Oren Margolis is a historian of humanism, of history-writing and antiquarianism, and of the art and culture of the Renaissance book. With interests ranging from epigraphy to Erasmus, his work is concerned with bridging gaps: between Italy and the north, between culture and politics, between literary and intellectual history. He was curator of the exhibition “Aldus Manutius: The Struggle and the Dream” (Bodleian Library, Oxford), and he is the author of The Politics of Culture in Quattrocento Europe: René of Anjou in Italy (Oxford University Press, 2016). 

Project Summary

Aldus Manutius, heroic editor and tireless benefactor of the republic of letters, was a figure who emerged from his own press. Not just the inventor of the italic type and the octavo for literature, he also invented the myths that defined his enterprise and for the first time distinguished the learned publisher from the laboring printer. The model by which all subsequent European scholar-printers were judged, his press was both an agent in and an artefact of the intellectual, artistic and political ferment of Renaissance Venice in the decades around 1500. Aldus Manutius: A Cultural History will be the first monograph on this central figure in Renaissance Europe in any language in almost four decades.
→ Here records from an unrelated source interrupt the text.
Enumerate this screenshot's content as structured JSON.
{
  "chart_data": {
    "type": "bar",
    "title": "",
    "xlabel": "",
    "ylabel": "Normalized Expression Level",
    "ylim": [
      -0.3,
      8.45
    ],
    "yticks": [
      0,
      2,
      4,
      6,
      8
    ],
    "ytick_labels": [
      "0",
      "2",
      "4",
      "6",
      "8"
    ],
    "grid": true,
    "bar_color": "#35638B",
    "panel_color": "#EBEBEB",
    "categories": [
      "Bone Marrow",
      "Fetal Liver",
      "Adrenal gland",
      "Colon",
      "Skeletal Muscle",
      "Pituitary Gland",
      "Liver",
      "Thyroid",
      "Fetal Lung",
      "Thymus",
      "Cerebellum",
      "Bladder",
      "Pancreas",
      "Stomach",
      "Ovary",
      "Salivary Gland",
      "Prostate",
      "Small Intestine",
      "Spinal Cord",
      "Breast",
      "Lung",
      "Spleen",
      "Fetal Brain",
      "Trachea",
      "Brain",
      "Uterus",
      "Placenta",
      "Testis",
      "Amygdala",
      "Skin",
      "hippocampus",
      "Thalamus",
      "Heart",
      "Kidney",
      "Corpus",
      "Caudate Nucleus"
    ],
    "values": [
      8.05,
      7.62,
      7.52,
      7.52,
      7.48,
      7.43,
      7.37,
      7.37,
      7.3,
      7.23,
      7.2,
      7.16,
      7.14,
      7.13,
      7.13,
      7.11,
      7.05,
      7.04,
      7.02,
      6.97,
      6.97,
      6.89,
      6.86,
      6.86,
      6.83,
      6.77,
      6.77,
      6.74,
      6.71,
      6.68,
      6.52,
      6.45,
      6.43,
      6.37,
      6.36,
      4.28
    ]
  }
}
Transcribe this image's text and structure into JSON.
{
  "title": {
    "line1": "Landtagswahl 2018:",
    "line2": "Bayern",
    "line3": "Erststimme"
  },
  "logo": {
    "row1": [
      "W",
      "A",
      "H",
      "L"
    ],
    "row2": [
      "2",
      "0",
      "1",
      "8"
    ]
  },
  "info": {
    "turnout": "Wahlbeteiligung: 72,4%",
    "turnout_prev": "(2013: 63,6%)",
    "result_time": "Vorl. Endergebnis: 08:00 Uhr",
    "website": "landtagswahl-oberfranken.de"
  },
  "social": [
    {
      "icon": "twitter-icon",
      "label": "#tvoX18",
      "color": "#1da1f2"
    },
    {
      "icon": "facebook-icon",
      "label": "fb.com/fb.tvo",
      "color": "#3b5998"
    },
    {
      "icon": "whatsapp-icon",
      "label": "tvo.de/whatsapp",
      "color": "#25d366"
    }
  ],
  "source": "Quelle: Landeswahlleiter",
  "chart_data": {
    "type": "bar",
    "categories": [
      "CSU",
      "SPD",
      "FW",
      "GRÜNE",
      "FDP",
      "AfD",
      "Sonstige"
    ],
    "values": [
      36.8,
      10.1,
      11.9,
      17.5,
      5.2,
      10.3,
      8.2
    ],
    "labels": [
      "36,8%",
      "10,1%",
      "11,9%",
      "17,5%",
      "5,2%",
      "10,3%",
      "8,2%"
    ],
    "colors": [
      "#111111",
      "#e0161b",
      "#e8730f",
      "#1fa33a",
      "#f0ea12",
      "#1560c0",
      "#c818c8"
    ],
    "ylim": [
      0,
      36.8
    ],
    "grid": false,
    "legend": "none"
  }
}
It also represents an attempt to reclaim the history of the book for cultural history. Pushing back against the overwhelmingly commercial focus of so much early book scholarship, it seeks to understand how and why printing—from its origins recognized as a mechanical skill—was reconceptualized as a liberal art by looking at the evolving practice and ideology of its most important exponent. Architectural theory, Neoplatonic philosophy, new discourses around gender and religion, and changing political contexts and ideas all contributed to the invention of the publisher, while Aldus’s refashioning of printing as a humanistic discipline harnessed the new philology to new forms of scholarly mobility, thus paving the way for the creation of a European Republic of Letters.